The OpenSSF (Open Source Security Foundation) had a busy and productive year in 2022, furthering its mission to improve the security of open source software and promote best practices within the community. Chainguard is proud to support the work the OpenSSF is doing and is one of the top contributors to several key initiatives run by the OpenSSF including Sigstore and the Supply Chain Levels for Software Artifacts “SLSA'' framework.
Our CEO and cofounder Dan Lorenc sits on the Technical Advisory Council and helped spearhead the Supply Chain Integrity working group alongside Chainguard co-founder Kim Lewandowski. This week, the OpenSSF published its first annual report highlighting the progress made over the past year and outlining what’s next for the initiatives and projects they support.
In this blog, we look at some of the top accomplishments and milestones the OpenSSF has achieved in 2022 and highlight our favorite items on the horizon for 2023.
Developed new security tools and resources: The OpenSSF has released and maintained several new tools and resources to help developers and security professionals improve the security of their open source projects. One of these tools is the Sigstore, a new standard for signing, verifying, and protecting software. This project had a record year reaching over 450+ contributors, nearly 10 million Rekor signatures and is in use by over 70 organizations. Sigstore is on track to be the fastest adopted open source project in history. To further adoption of Sigstore in various ecosystems, Sigstore language clients for Python, Java, Javascript, Rust, and Ruby are in development.
The OpenSSF has also created a number of educational resources, including a series of webinars and workshops on topics such as secure coding practices and incident response.
Improved the security of open source projects: One of the main goals of the OpenSSF is to improve the security of open source projects, and in 2022 the organization has made significant progress towards this goal. The OpenSSF has worked with a number of open source projects to identify and fix security vulnerabilities, and has also helped to improve the security of these projects through the development of new tools and resources. By working to improve the security of open source projects, the OpenSSF is helping to ensure that these projects are as secure as possible, and is helping to protect users from potential security threats.

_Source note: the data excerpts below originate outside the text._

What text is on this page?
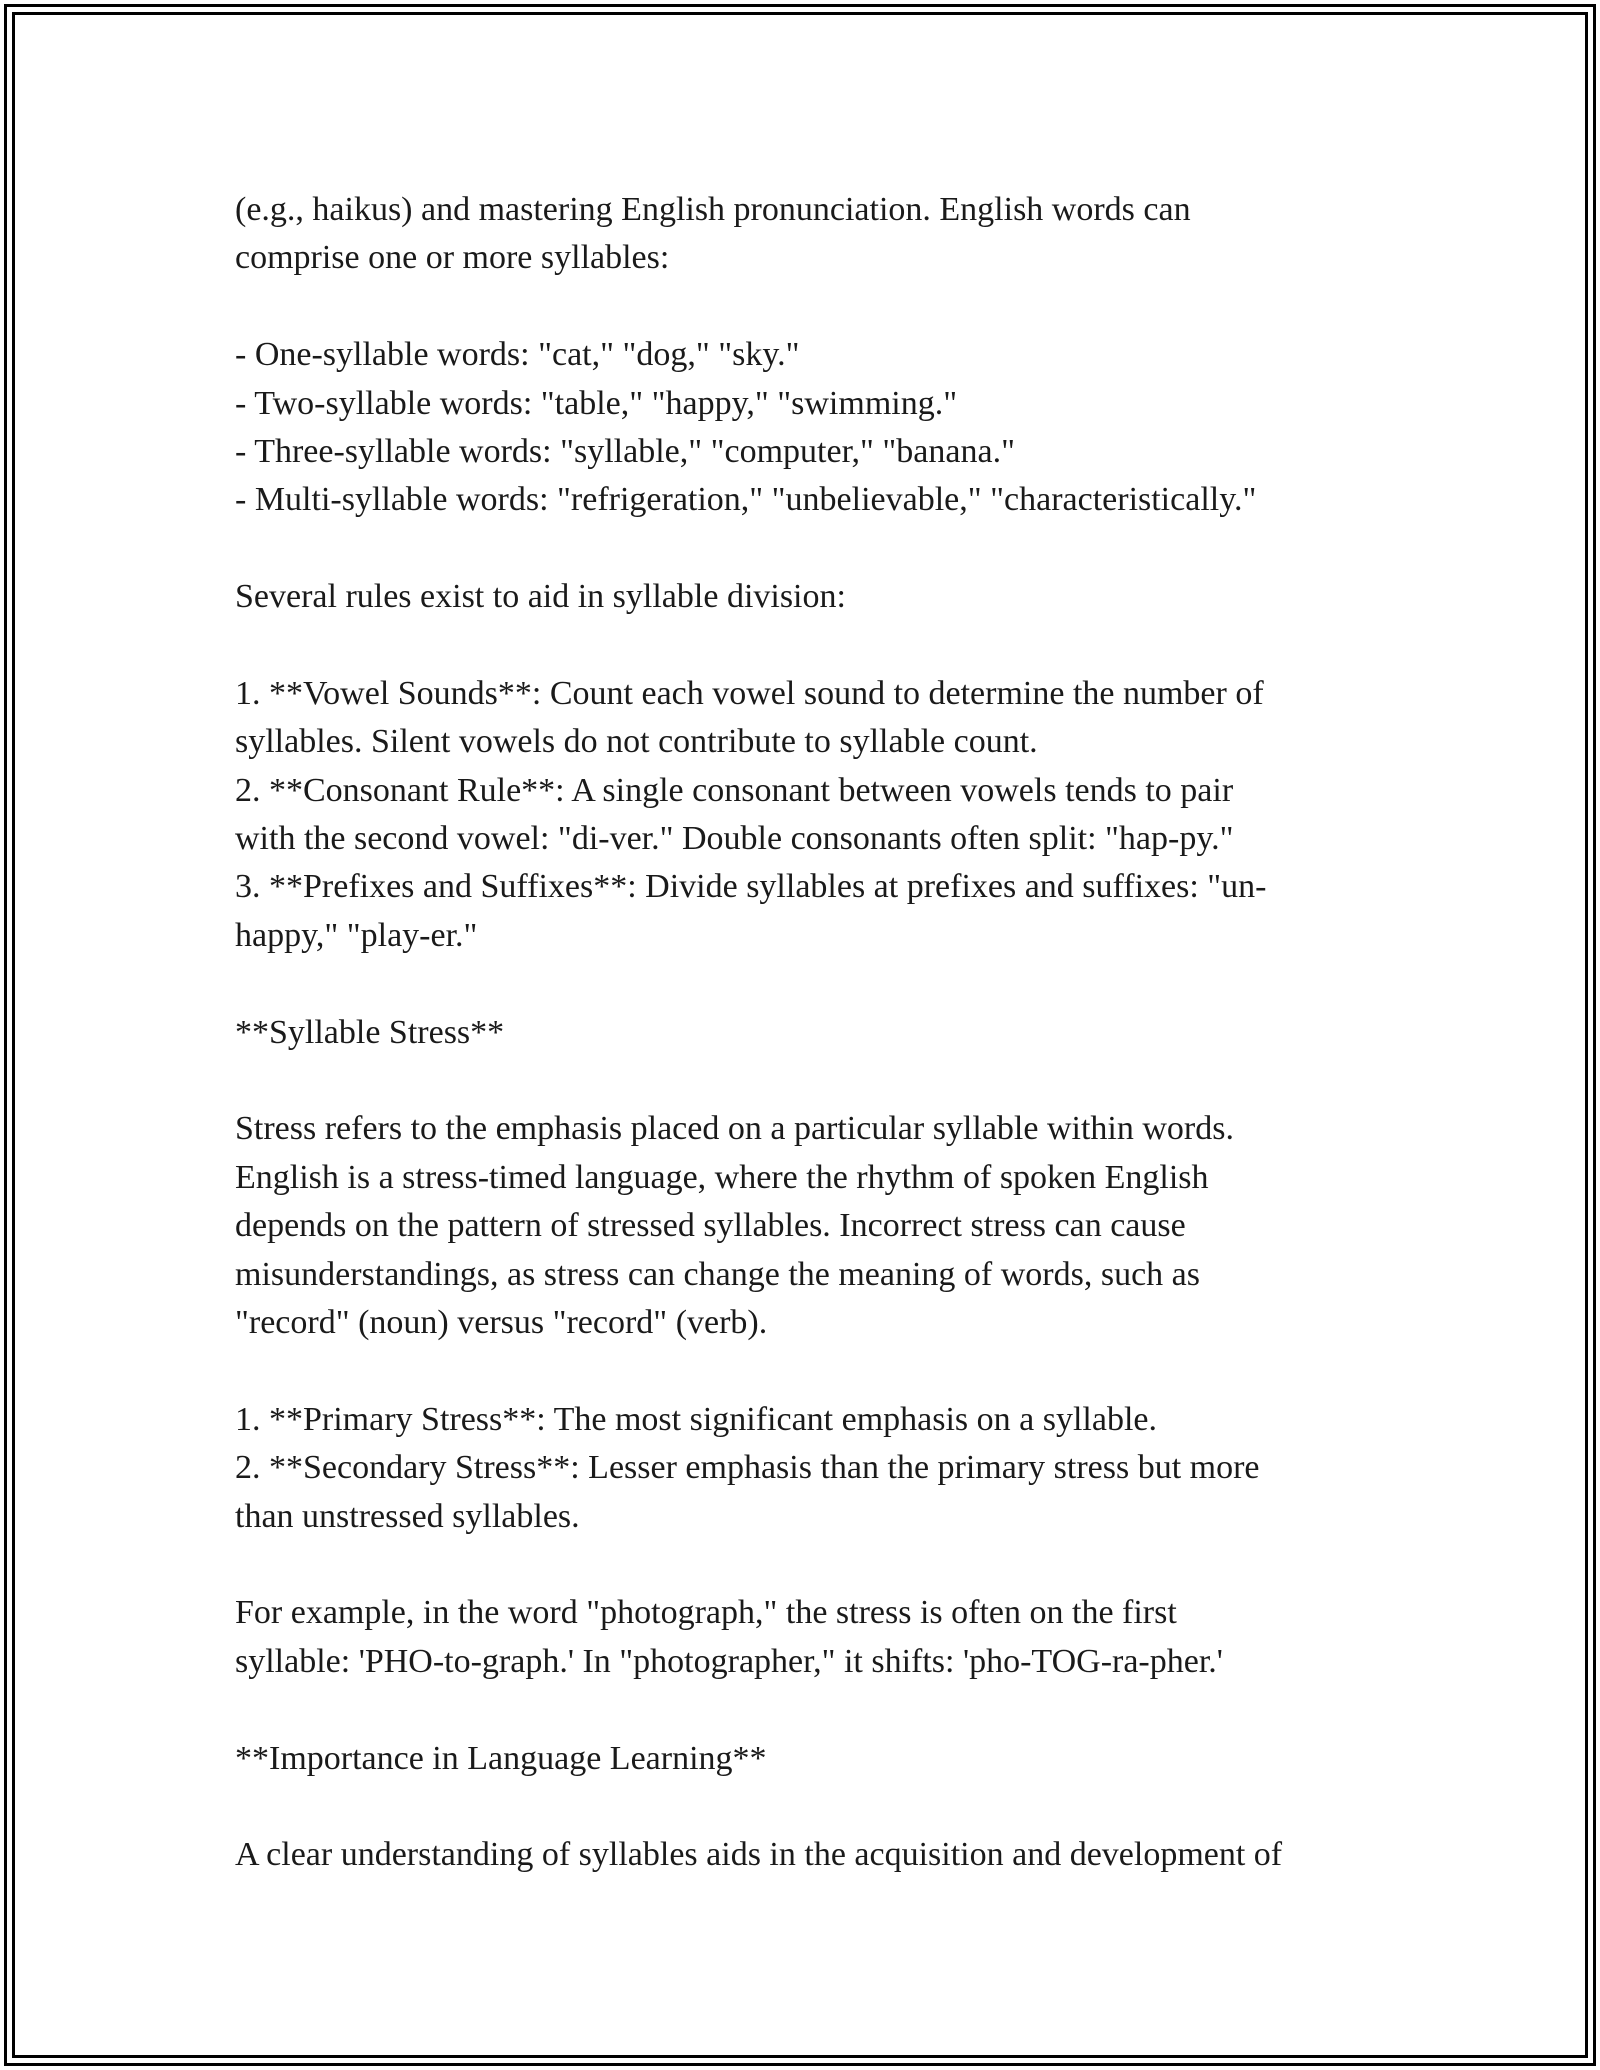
(e.g., haikus) and mastering English pronunciation. English words can
comprise one or more syllables:
- One-syllable words: "cat," "dog," "sky."
- Two-syllable words: "table," "happy," "swimming."
- Three-syllable words: "syllable," "computer," "banana."
- Multi-syllable words: "refrigeration," "unbelievable," "characteristically."
Several rules exist to aid in syllable division:
1. **Vowel Sounds**: Count each vowel sound to determine the number of
syllables. Silent vowels do not contribute to syllable count.
2. **Consonant Rule**: A single consonant between vowels tends to pair
with the second vowel: "di-ver." Double consonants often split: "hap-py."
3. **Prefixes and Suffixes**: Divide syllables at prefixes and suffixes: "un-
happy," "play-er."
**Syllable Stress**
Stress refers to the emphasis placed on a particular syllable within words.
English is a stress-timed language, where the rhythm of spoken English
depends on the pattern of stressed syllables. Incorrect stress can cause
misunderstandings, as stress can change the meaning of words, such as
"record" (noun) versus "record" (verb).
1. **Primary Stress**: The most significant emphasis on a syllable.
2. **Secondary Stress**: Lesser emphasis than the primary stress but more
than unstressed syllables.
For example, in the word "photograph," the stress is often on the first
syllable: 'PHO-to-graph.' In "photographer," it shifts: 'pho-TOG-ra-pher.'
**Importance in Language Learning**
A clear understanding of syllables aids in the acquisition and development of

In 2022, the Securing Critical Projects working group found and fixed 22 vulnerabilities and CVEs, nine of those 22 were deemed critical/high in severity. In total 94 security improvements were made to critical projects.
What’s Next
While significant progress has been made in how the world views open source software and the security of it, there is still much work to be done. At Chainguard, we are excited about what the future holds, including supporting OpenSSF’s investments in SBOM everywhere, replacement of non-memory-safe languages and establishing a risk assessment dashboard for OSS.
Our team will also continue to support and invest resources into core initiatives such as SLSA, Sigstore, Alpha-Omega, SPDX. Here is a look at what is on the horizon for 2023:
Supply Chain Integrity Working Group: This working group has been a great place for information sharing across a wide range of organizations, presentations, and home to several key projects including SLSA, FRSCA. In 2023, SLSA is targeting a 1.0 release and kicking off a conformance program.
Sigstore: Is hyper focused on fostering a seamless adoption experience for users and organizations. In 2023, it will continue to focus on increasing user adoption and advancing the tooling to allow for seamless integration. Sigstore language clients for Python, Java, Javascript, Rust, and Ruby will be completed and available for use.
Overall, the OpenSSF has had a very successful year and has made significant progress in its efforts to improve the security of open source software and promote best practices within the community. To date, the OpenSSF has reached over 100 active members from a wide range of organizations committed to securing open source software. With its strong partnerships and collaborative approach, the OpenSSF has been able to leverage the expertise of others in the community and increase the impact of its work. By continuing to focus on these efforts, the OpenSSF is well positioned to make even more progress in the coming year and we look forward to supporting that continued advancement at Chainguard.
If you are looking for ways to increase your investments and impact in securing the open source software ecosystem, I encourage you to join the OpenSSF in 2023.